The new county executive thanked Governor Cuomo and cited his efforts in the third-track construction, Belmont development and wastewater projects as major steps forward for Nassau County.

“Thank you, Governor Cuomo. You are a true champion for Nassau,” said Curran. “Look no further than the third track—which is finally on track thanks to you—and the upcoming development at Belmont. No longer is it the third track of politics.”

During her inauguration speech, Curran pledged to put an end to the politics that stop progress in Nassau.

“I firmly believe we can meet our challenges if we recognize that they are not partisan issues,” explained Curran. “They are Nassau issues. And it will take all of us working together in a strong bipartisan manner to deliver real results for the people we represent.”

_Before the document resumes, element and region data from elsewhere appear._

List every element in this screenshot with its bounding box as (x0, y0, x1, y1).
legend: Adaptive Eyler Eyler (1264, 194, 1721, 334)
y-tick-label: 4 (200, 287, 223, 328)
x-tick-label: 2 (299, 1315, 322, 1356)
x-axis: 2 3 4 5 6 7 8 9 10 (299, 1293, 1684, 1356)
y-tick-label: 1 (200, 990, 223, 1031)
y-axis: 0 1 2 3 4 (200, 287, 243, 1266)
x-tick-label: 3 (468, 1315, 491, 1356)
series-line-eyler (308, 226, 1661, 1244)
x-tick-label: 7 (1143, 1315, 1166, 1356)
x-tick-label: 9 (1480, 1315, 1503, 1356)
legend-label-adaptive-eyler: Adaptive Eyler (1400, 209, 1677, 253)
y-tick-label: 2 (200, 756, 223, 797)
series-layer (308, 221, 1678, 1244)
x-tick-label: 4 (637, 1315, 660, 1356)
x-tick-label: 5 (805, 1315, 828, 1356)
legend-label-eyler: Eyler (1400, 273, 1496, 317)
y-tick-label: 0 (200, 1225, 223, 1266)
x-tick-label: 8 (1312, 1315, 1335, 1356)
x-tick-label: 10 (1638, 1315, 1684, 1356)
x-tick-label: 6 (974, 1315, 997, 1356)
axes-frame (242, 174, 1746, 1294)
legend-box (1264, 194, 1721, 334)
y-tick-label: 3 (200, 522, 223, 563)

Economic development and the creation of jobs is a cornerstone to Curran’s agenda who explained how crucial it is that a vision for dyanmic economic development is implemented. Curran also said it is crucial that the tax base grows and the creation of good jobs at good wages are created to keep young people from leaving the county.

Curran takes office at a critical time in Nassau’s history. Since January 2011, Nassau’s finances have been controlled by the Nassau Interim Finance Authority (NIFA). The county’s property assessment system has long been ineffective and continues to cost hundreds of millions of dollars each year in tax refunds. All of Nassau’s major union contracts are up for renewal and the county’s infrastructure is in dire need of repair.

Most importantly, Curran promised to restore the public’s faith in its government.

“And to those who would try to cling to yesterday, I would rather see the government work for the political class and not our residents, I have a message for you. Those days are over.”